' Cinema Romantico: Duplicity

Tuesday, April 14, 2009

Duplicity

There is a marvelous moment maybe a third of way into writer/director Tony Gilroy's second feature film when a scene that has already happened happens again at a different time in a different place for different reasons and you know what? It's just as entertaining as it was that first time.

Like his first feature, "Michael Clayton", this one is eminently watchable. "Duplicity" is, I suppose, a thriller with twists and turns but I could not care less about the sleight of hand. I've said it before, I don't like to guess ahead when I watch movies. I want to live moment to moment and Gilroy makes every moment worth the price of admission. Well, almost, but we'll get to that later.
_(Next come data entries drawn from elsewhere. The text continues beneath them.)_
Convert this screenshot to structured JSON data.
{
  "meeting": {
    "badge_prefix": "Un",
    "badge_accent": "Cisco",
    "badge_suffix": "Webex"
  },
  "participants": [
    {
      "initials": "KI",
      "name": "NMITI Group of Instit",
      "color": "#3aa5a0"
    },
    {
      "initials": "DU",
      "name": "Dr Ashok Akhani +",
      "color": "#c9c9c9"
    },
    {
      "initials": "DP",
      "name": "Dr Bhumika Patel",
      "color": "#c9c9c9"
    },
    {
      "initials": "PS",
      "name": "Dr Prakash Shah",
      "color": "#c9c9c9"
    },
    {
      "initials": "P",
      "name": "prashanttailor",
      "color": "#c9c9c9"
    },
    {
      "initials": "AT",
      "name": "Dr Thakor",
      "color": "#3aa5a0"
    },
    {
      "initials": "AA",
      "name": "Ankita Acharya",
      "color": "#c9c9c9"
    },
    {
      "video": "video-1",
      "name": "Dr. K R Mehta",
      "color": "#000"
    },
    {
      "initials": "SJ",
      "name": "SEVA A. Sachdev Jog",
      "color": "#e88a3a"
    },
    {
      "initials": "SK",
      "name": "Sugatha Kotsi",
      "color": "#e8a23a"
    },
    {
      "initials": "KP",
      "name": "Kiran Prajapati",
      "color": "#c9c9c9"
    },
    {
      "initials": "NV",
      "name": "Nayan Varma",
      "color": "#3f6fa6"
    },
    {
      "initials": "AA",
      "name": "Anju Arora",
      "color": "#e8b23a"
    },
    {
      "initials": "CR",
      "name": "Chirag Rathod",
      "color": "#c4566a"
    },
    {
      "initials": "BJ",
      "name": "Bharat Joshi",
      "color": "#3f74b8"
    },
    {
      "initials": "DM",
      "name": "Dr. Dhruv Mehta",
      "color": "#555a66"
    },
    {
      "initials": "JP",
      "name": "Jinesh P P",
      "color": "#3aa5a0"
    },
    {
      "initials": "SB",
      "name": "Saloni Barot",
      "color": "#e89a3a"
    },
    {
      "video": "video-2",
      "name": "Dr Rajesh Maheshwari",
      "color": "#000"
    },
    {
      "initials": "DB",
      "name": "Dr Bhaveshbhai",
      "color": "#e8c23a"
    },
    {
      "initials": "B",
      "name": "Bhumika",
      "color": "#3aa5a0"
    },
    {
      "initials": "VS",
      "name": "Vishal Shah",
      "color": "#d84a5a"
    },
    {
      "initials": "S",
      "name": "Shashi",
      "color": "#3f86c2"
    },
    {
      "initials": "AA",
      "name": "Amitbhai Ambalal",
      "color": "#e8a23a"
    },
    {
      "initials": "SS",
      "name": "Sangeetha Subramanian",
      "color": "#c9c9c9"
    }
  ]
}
Consider a sequence over the opening credits. The movie is about two rival business magnates played by Paul Giamatti and Tom Wilkinson. We see a long shot of two private jets on a rainy tarmac opposite each other. We see the two men marching toward each other, yelling. We see them get into a fist-fight. But it's all done in extreme slow motion. And is almost unfathomably hilarious. I was laughing out loud, literally, the whole time. This is how the movie chooses to establish their immense dislike for one another. It could have been some standby exposition-laden opening but, nope, we get riotous slow motion fisticuffs with facial expressions from the two actors so wonderous I won't even attempt any colorful descriptions. I mean, I could write about this scene for days and days. You're probably thinking I've overhyped it for you but, nope, trust me, I haven't. It's un-overhypable It is just so entertaining, so....watchable. (In fact, it pairs brilliantly with the closing credits sequence from "Michael Clayton" when you watch George Clooney not do anything in a back of a cab for five minutes and think, "Damn, why is this so gripping?")
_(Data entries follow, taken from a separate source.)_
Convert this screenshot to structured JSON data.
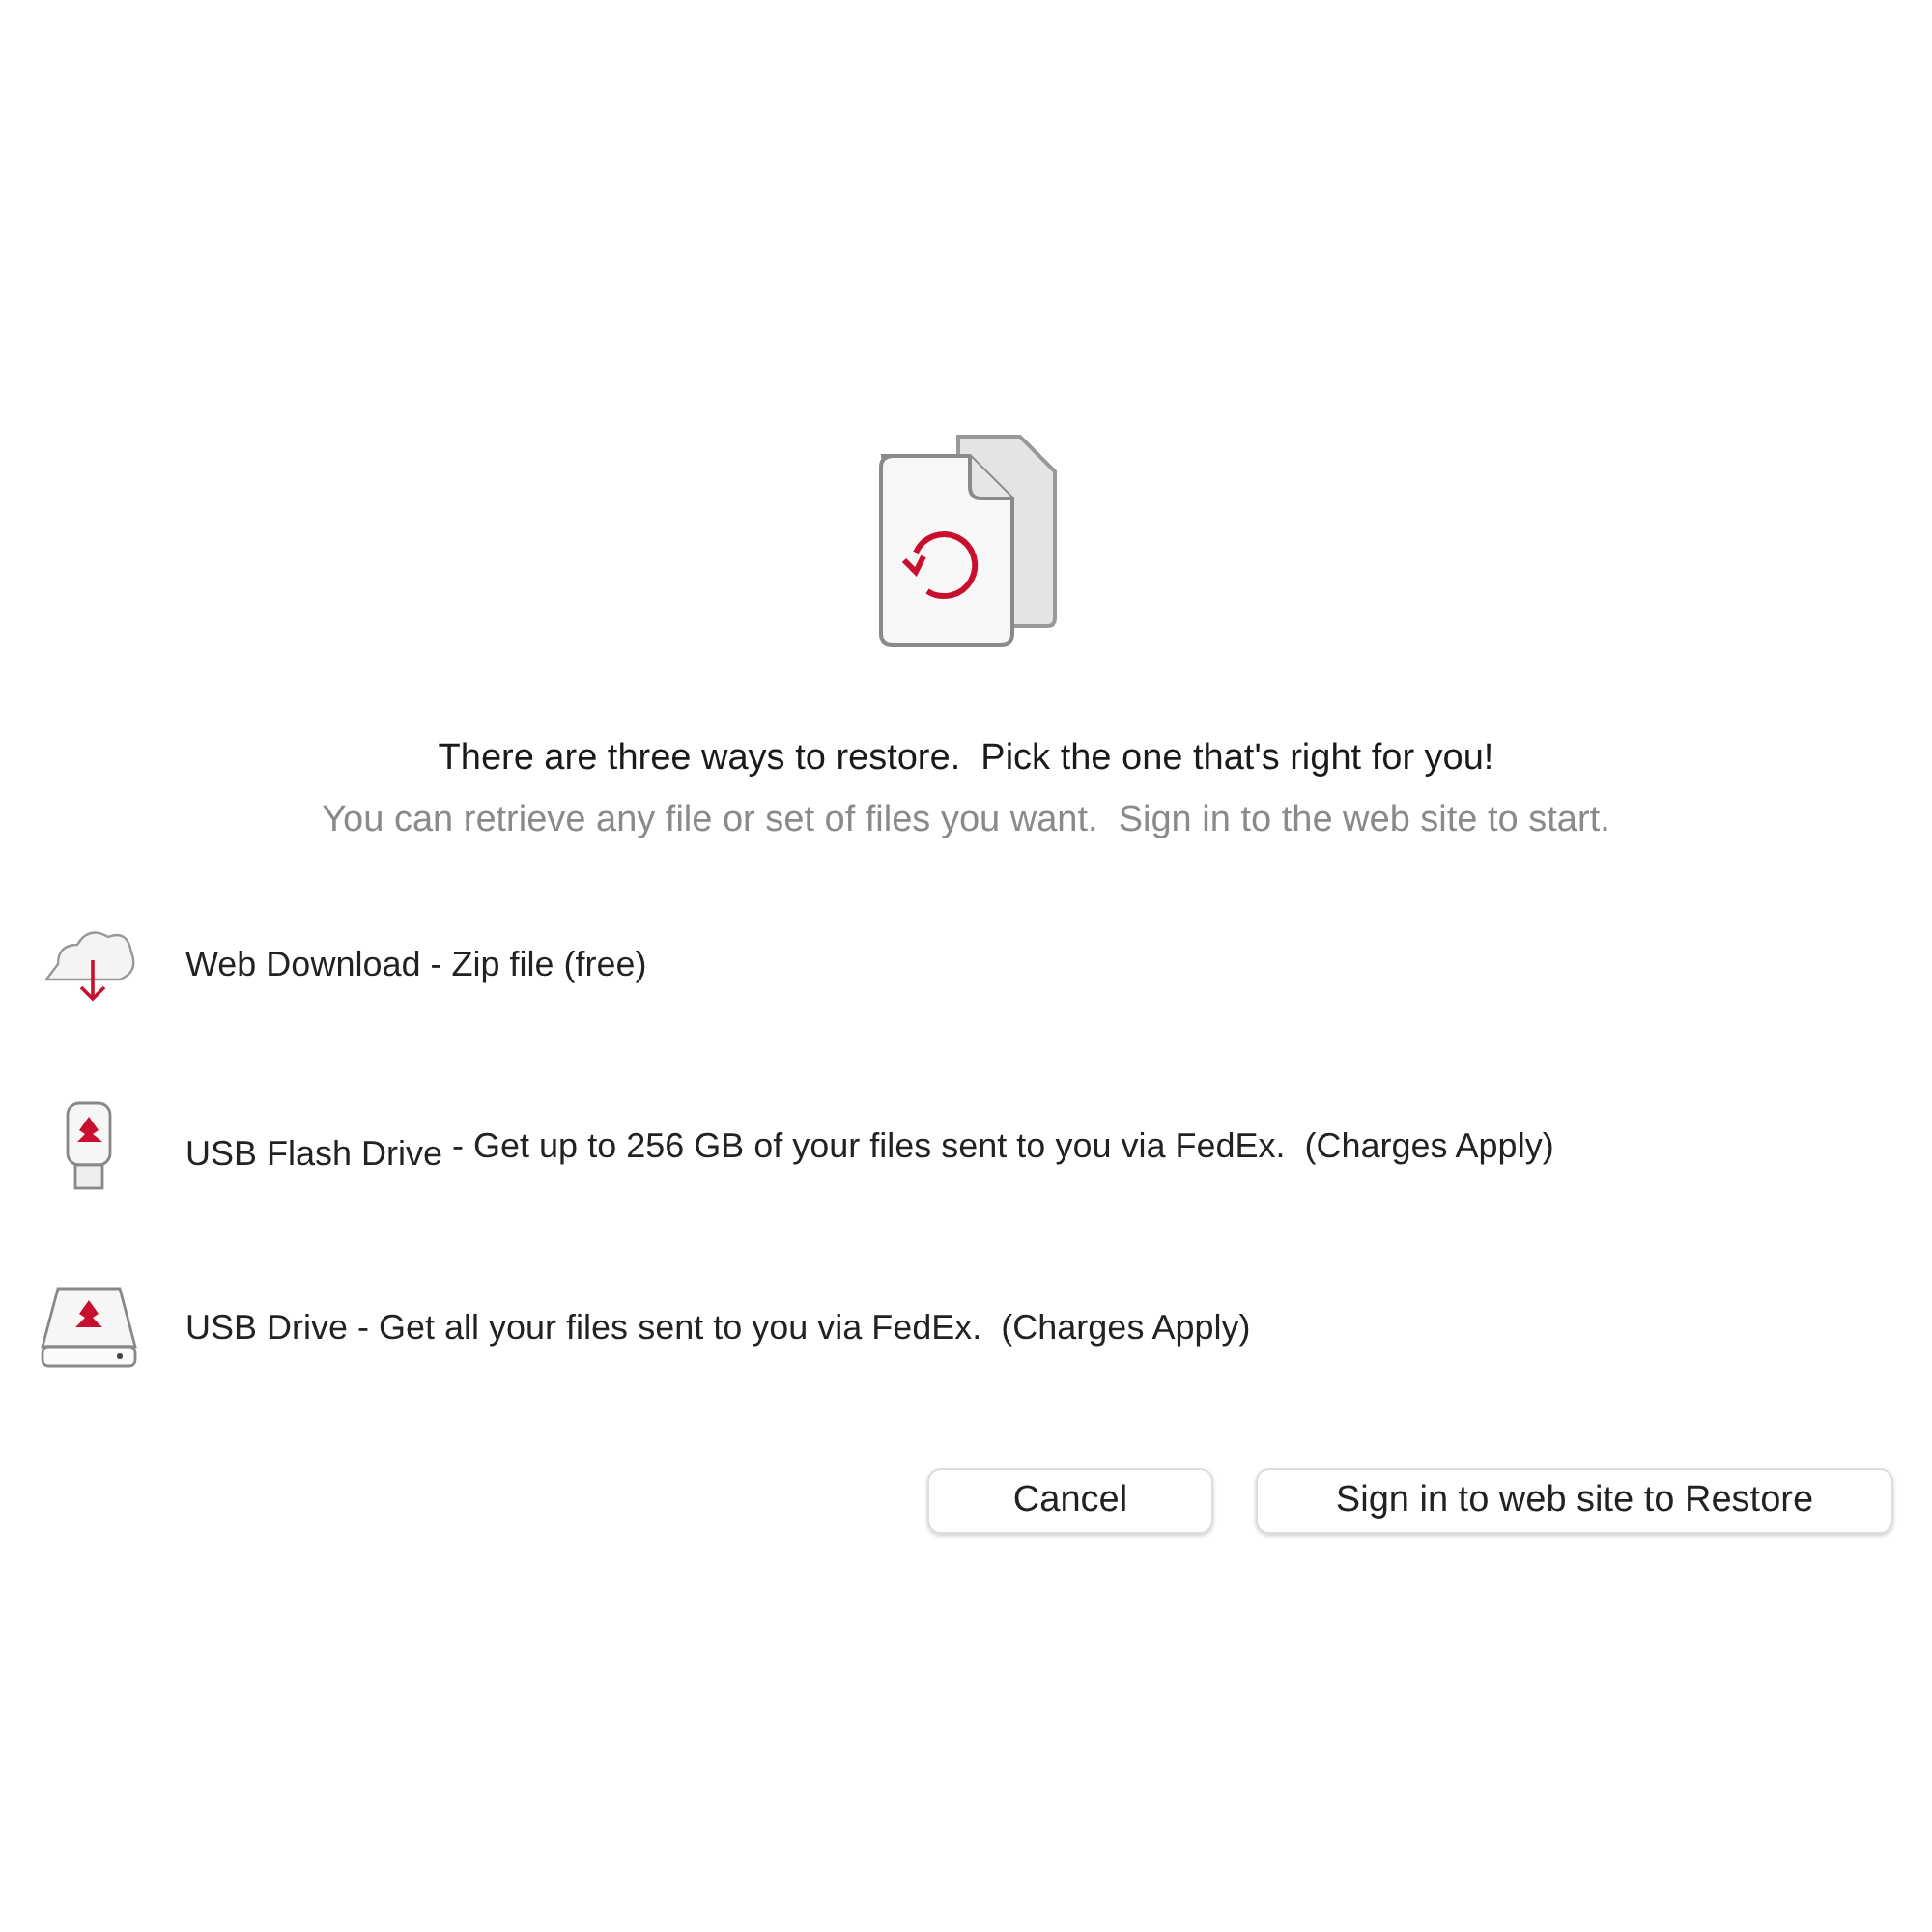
{
  "heading": "There are three ways to restore.  Pick the one that's right for you!",
  "subheading": "You can retrieve any file or set of files you want.  Sign in to the web site to start.",
  "options": [
    {
      "kind": "cloud",
      "name": "Web Download",
      "description": "- Zip file (free)"
    },
    {
      "kind": "flash",
      "name": "USB Flash Drive",
      "description": "- Get up to 256 GB of your files sent to you via FedEx.  (Charges Apply)"
    },
    {
      "kind": "drive",
      "name": "USB Drive",
      "description": "- Get all your files sent to you via FedEx.  (Charges Apply)"
    }
  ],
  "buttons": [
    "Cancel",
    "Sign in to web site to Restore"
  ]
}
Clive Owen and Julia Roberts are Ray and Claire. They are employed, respectively, in the counter intelligence (or something like that) departments of Giamatti's company, Equikrom, and Wilkinson's company, Burkett & Randle. Burkett & Randle is set to make a prophetic announcement about a new product. Giamatti wants to steal this product for himself. It turns out, however, that Claire is, in fact, a mole within Burkett & Randle and working for Equikrom. Ray is made her "handler", a fact which does not sit well with Claire. Except then the movie flashes back and we realize that, in fact, Ray and Claire are working together. Except maybe they are trying to play each other. And God knows what else may be going on.

Are there plot holes amidst all these duplicitous developments? Undoubtedly. Maybe another viewer can nitpick for you and find them but I'm not the guy to do it because it doesn't matter to me. I was too busy having fun.
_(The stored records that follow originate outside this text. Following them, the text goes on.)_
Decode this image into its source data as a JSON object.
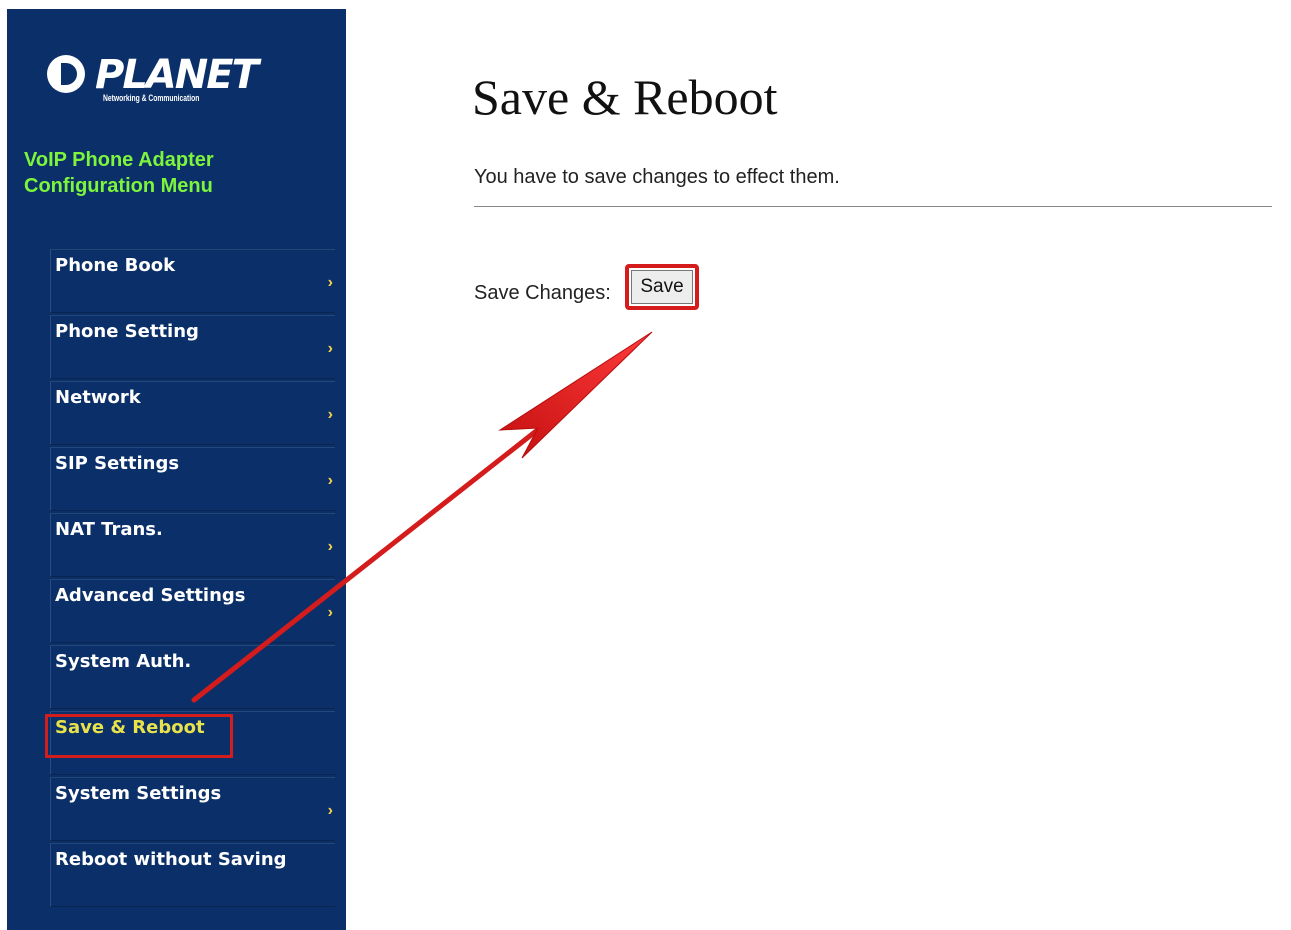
{
  "sidebar": {
    "logo": {
      "name": "PLANET",
      "tagline": "Networking & Communication"
    },
    "menu_title": [
      "VoIP Phone Adapter",
      "Configuration Menu"
    ],
    "items": [
      {
        "label": "Phone Book",
        "has_arrow": true
      },
      {
        "label": "Phone Setting",
        "has_arrow": true
      },
      {
        "label": "Network",
        "has_arrow": true
      },
      {
        "label": "SIP Settings",
        "has_arrow": true
      },
      {
        "label": "NAT Trans.",
        "has_arrow": true
      },
      {
        "label": "Advanced Settings",
        "has_arrow": true
      },
      {
        "label": "System Auth.",
        "has_arrow": false
      },
      {
        "label": "Save & Reboot",
        "has_arrow": false,
        "active": true
      },
      {
        "label": "System Settings",
        "has_arrow": true
      },
      {
        "label": "Reboot without Saving",
        "has_arrow": false
      }
    ],
    "arrow_glyph": "›"
  },
  "main": {
    "title": "Save & Reboot",
    "description": "You have to save changes to effect them.",
    "save_label": "Save Changes:",
    "save_button": "Save"
  },
  "colors": {
    "sidebar_bg": "#0b2f68",
    "menu_title": "#7cf53c",
    "active_item": "#e8e24c",
    "annotation": "#d51c1c"
  }
}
This is a movie that is all about style and chemistry. I'm beginning to really like Clive Owen and this is a good role for Madam Julia. She doesn't have to emote real feelings and instead plays a kinda heightened reality. (Have you ever noticed how Julia Roberts walks in movies. She walks like a person who knows she is walking in a movie.) The only real acting she does involves sitting across a table from another woman and remaining expressionless. Perfect! Julia can handle that, no problem! They work well together and their lines crackle and they globe trot to so many locales (even Cleveland!) that I lost track at some point. Attempting to ascertain who was playing who was the furthest thing from my mind.

It's why I utterly loathed the second-to-last scene. I will tread carefully and not reveal specific details. I will simply say it is a classic Explanatory Scene. Maybe it needed to be there so people wouldn't be confused. But in the scene that follows the audience, I would argue, should be feeling exactly like Clive and Julia. But they aren't, and they aren't because of that Explanatory Scene.

It makes me think of those two fantastic sequences in "Burn After Reading" with J.K. Simmons and David Rasche at Langley - since when was making complete sense a requirement for rollicking entertainment?